With a Star Wars movie, "You go for the special effects and the adventure, and to see a light saber battle in the end," Eckert says.
"But afterward, you can't help but reflect on it. Most movies end up too preachy or too action-y, but with "Star Wars" there's a blend. You have the ruthless Darth Vader and then you have Obi-Wan Kenobi, who gives himself up for the good of his friends. These are universal concepts. It's down on our level - don't get into fear, don't get into hatred."
Eckert's wife, Mariah (both are students at Colorado State University), adds, "Most movies are so complicated - you don't know who's good and who's bad through most of the movie. I think people like to know who they're cheering for."
Artist Jeffery Carlisle of Columbus, Ohio, has made elaborate drawings of the film's props and models. "It's a wonderful, simple story - children can follow it very easily," he says of the three movies in the series. "There are very defined differences between good and evil."
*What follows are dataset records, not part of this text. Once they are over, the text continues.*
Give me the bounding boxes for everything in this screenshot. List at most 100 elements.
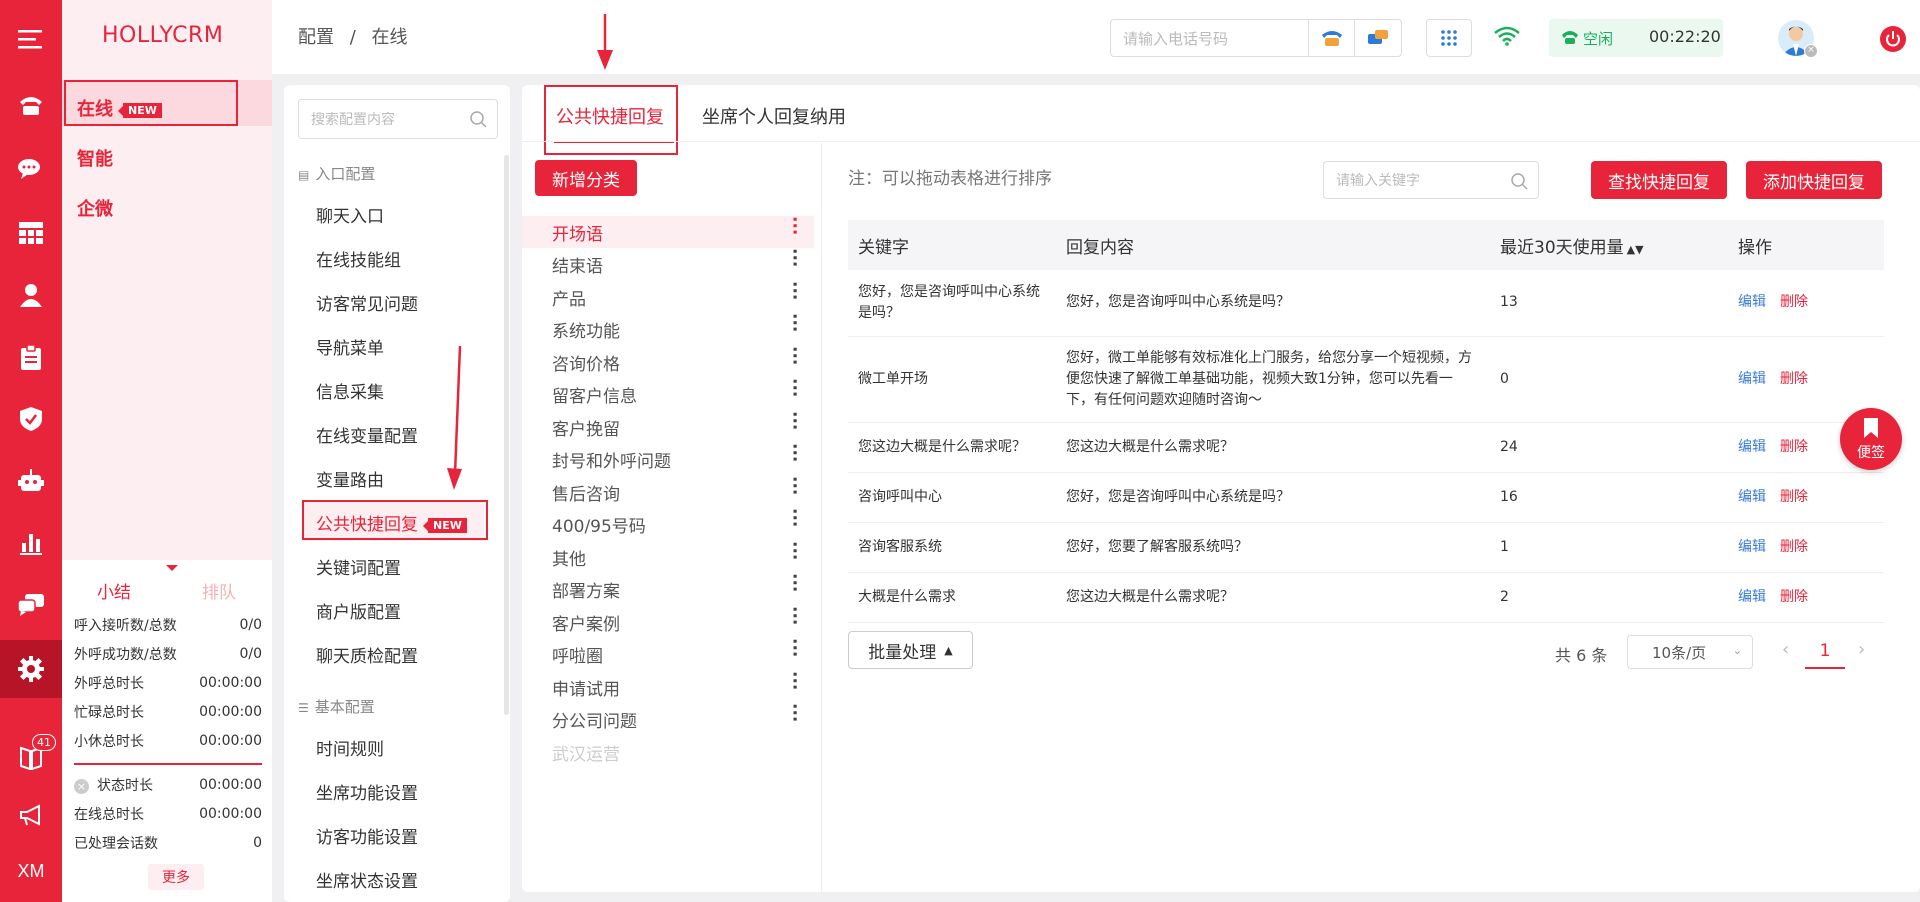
prev-page-icon[interactable]: ‹ [1782, 639, 1789, 660]
power-icon[interactable] [1880, 26, 1906, 52]
dial-phone-icon[interactable] [1309, 20, 1356, 56]
edit-link[interactable]: 编辑 [1738, 539, 1766, 555]
add-reply-button[interactable]: 添加快捷回复 [1746, 161, 1882, 199]
more-vertical-icon[interactable]: ··· [784, 313, 804, 332]
category-item[interactable]: 咨询价格 ··· [552, 346, 822, 378]
breadcrumb-root[interactable]: 配置 [298, 27, 334, 48]
find-reply-button[interactable]: 查找快捷回复 [1591, 161, 1727, 199]
category-item[interactable]: 武汉运营 [552, 736, 822, 768]
more-button[interactable]: 更多 [148, 864, 204, 890]
more-vertical-icon[interactable]: ··· [784, 671, 804, 690]
more-vertical-icon[interactable]: ··· [784, 606, 804, 625]
config-item[interactable]: 信息采集 [316, 378, 384, 403]
page-number[interactable]: 1 [1805, 641, 1845, 669]
menu-icon[interactable] [0, 10, 62, 68]
table-row[interactable]: 咨询客服系统 您好，您要了解客服系统吗？ 1 编辑 删除 [848, 522, 1884, 573]
category-item[interactable]: 400/95号码 ··· [552, 508, 822, 540]
delete-link[interactable]: 删除 [1780, 539, 1808, 555]
gear-icon[interactable] [0, 640, 62, 698]
next-page-icon[interactable]: › [1858, 639, 1865, 660]
delete-link[interactable]: 删除 [1780, 371, 1808, 387]
category-item[interactable]: 结束语 ··· [552, 248, 822, 280]
more-vertical-icon[interactable]: ··· [784, 281, 804, 300]
category-item[interactable]: 其他 ··· [552, 541, 822, 573]
category-item[interactable]: 客户案例 ··· [552, 606, 822, 638]
megaphone-icon[interactable] [0, 786, 62, 844]
config-item[interactable]: 关键词配置 [316, 554, 401, 579]
table-row[interactable]: 大概是什么需求 您这边大概是什么需求呢？ 2 编辑 删除 [848, 572, 1884, 623]
config-search-input[interactable]: 搜索配置内容 [298, 99, 498, 139]
agent-status[interactable]: 空闲 00:22:20 [1549, 19, 1723, 57]
category-item[interactable]: 封号和外呼问题 ··· [552, 443, 822, 475]
edit-link[interactable]: 编辑 [1738, 371, 1766, 387]
dialpad-icon[interactable] [1426, 19, 1472, 57]
more-vertical-icon[interactable]: ··· [784, 508, 804, 527]
config-item[interactable]: 在线变量配置 [316, 422, 418, 447]
robot-icon[interactable] [0, 452, 62, 510]
table-row[interactable]: 您这边大概是什么需求呢？ 您这边大概是什么需求呢？ 24 编辑 删除 [848, 422, 1884, 473]
config-item[interactable]: 在线技能组 [316, 246, 401, 271]
float-note-button[interactable]: 便签 [1840, 408, 1902, 470]
delete-link[interactable]: 删除 [1780, 589, 1808, 605]
col-usage[interactable]: 最近30天使用量 ▲▼ [1490, 220, 1728, 270]
delete-link[interactable]: 删除 [1780, 294, 1808, 310]
chat-icon[interactable] [0, 140, 62, 198]
more-vertical-icon[interactable]: ··· [784, 703, 804, 722]
table-row[interactable]: 咨询呼叫中心 您好，您是咨询呼叫中心系统是吗？ 16 编辑 删除 [848, 472, 1884, 523]
tab-summary[interactable]: 小结 [97, 578, 131, 603]
tab-queue[interactable]: 排队 [202, 578, 236, 603]
user-icon[interactable] [0, 266, 62, 324]
nav-item-smart[interactable]: 智能 [77, 145, 113, 171]
config-item[interactable]: 时间规则 [316, 735, 384, 760]
config-item[interactable]: 变量路由 [316, 466, 384, 491]
category-item[interactable]: 呼啦圈 ··· [552, 638, 822, 670]
edit-link[interactable]: 编辑 [1738, 589, 1766, 605]
more-vertical-icon[interactable]: ··· [784, 573, 804, 592]
scrollbar[interactable] [504, 155, 509, 715]
message-icon[interactable] [0, 576, 62, 634]
edit-link[interactable]: 编辑 [1738, 439, 1766, 455]
nav-item-wecom[interactable]: 企微 [77, 195, 113, 221]
keyword-search-input[interactable]: 请输入关键字 [1323, 161, 1539, 199]
table-row[interactable]: 微工单开场 您好，微工单能够有效标准化上门服务，给您分享一个短视频，方便您快速了… [848, 336, 1884, 423]
more-vertical-icon[interactable]: ··· [784, 443, 804, 462]
config-item[interactable]: 聊天质检配置 [316, 642, 418, 667]
more-vertical-icon[interactable]: ··· [784, 476, 804, 495]
search-icon[interactable] [469, 110, 487, 132]
category-item[interactable]: 产品 ··· [552, 281, 822, 313]
close-circle-icon[interactable]: × [74, 778, 89, 794]
config-item[interactable]: 导航菜单 [316, 334, 384, 359]
category-item[interactable]: 系统功能 ··· [552, 313, 822, 345]
clipboard-icon[interactable] [0, 328, 62, 386]
config-item[interactable]: 商户版配置 [316, 598, 401, 623]
bar-chart-icon[interactable] [0, 514, 62, 572]
message-bubble-icon[interactable] [1355, 20, 1401, 56]
more-vertical-icon[interactable]: ··· [784, 541, 804, 560]
shield-icon[interactable] [0, 390, 62, 448]
search-icon[interactable] [1510, 172, 1528, 194]
category-item[interactable]: 部署方案 ··· [552, 573, 822, 605]
batch-button[interactable]: 批量处理 ▲ [848, 631, 973, 669]
category-item[interactable]: 申请试用 ··· [552, 671, 822, 703]
delete-link[interactable]: 删除 [1780, 489, 1808, 505]
category-item[interactable]: 开场语 ··· [552, 216, 822, 248]
tab-personal-reply[interactable]: 坐席个人回复纳用 [702, 103, 846, 129]
category-item[interactable]: 分公司问题 ··· [552, 703, 822, 735]
more-vertical-icon[interactable]: ··· [784, 638, 804, 657]
category-item[interactable]: 客户挽留 ··· [552, 411, 822, 443]
page-size-select[interactable]: 10条/页 ⌄ [1627, 635, 1753, 669]
more-vertical-icon[interactable]: ··· [784, 216, 804, 235]
config-item[interactable]: 坐席功能设置 [316, 779, 418, 804]
edit-link[interactable]: 编辑 [1738, 294, 1766, 310]
grid-icon[interactable] [0, 204, 62, 262]
more-vertical-icon[interactable]: ··· [784, 346, 804, 365]
config-item[interactable]: 坐席状态设置 [316, 867, 418, 892]
book-icon[interactable]: 41 [0, 728, 62, 786]
more-vertical-icon[interactable]: ··· [784, 411, 804, 430]
category-item[interactable]: 售后咨询 ··· [552, 476, 822, 508]
config-item[interactable]: 聊天入口 [316, 202, 384, 227]
phone-input[interactable]: 请输入电话号码 [1110, 19, 1308, 57]
add-category-button[interactable]: 新增分类 [535, 160, 637, 196]
config-item[interactable]: 访客常见问题 [316, 290, 418, 315]
sort-icon[interactable]: ▲▼ [1627, 243, 1644, 256]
Fan-club president Madsen sees many positive messages: "Luke has a hard time believing that Yoda could possibly be one of the most powerful Jedi Knights ever, because he judged him by what he appears to be rather than what he really is on the inside. So [the film] is saying, you shouldn't judge a person by their looks."
Adds John of Aurora, Colo., "There is a message about commitment to something bigger than yourself."
Besides the triumph of good over evil and other positive moral messages, fans also point to the fully realized world that Star Wars has created as the most inviting quality of the movies.
"It's the attention to detail. The visual concept George Lucas built up around this imaginary world is very robust, very complete," says Mr. Sprage.
"I saw [the first movie in the series] 'Star Wars' the summer it came out - I was 4," says Mr. Carlisle. "I haven't been able to dream or imagine anything the same way since.
"For one thing, it is the clarity of the images - they really make an impression."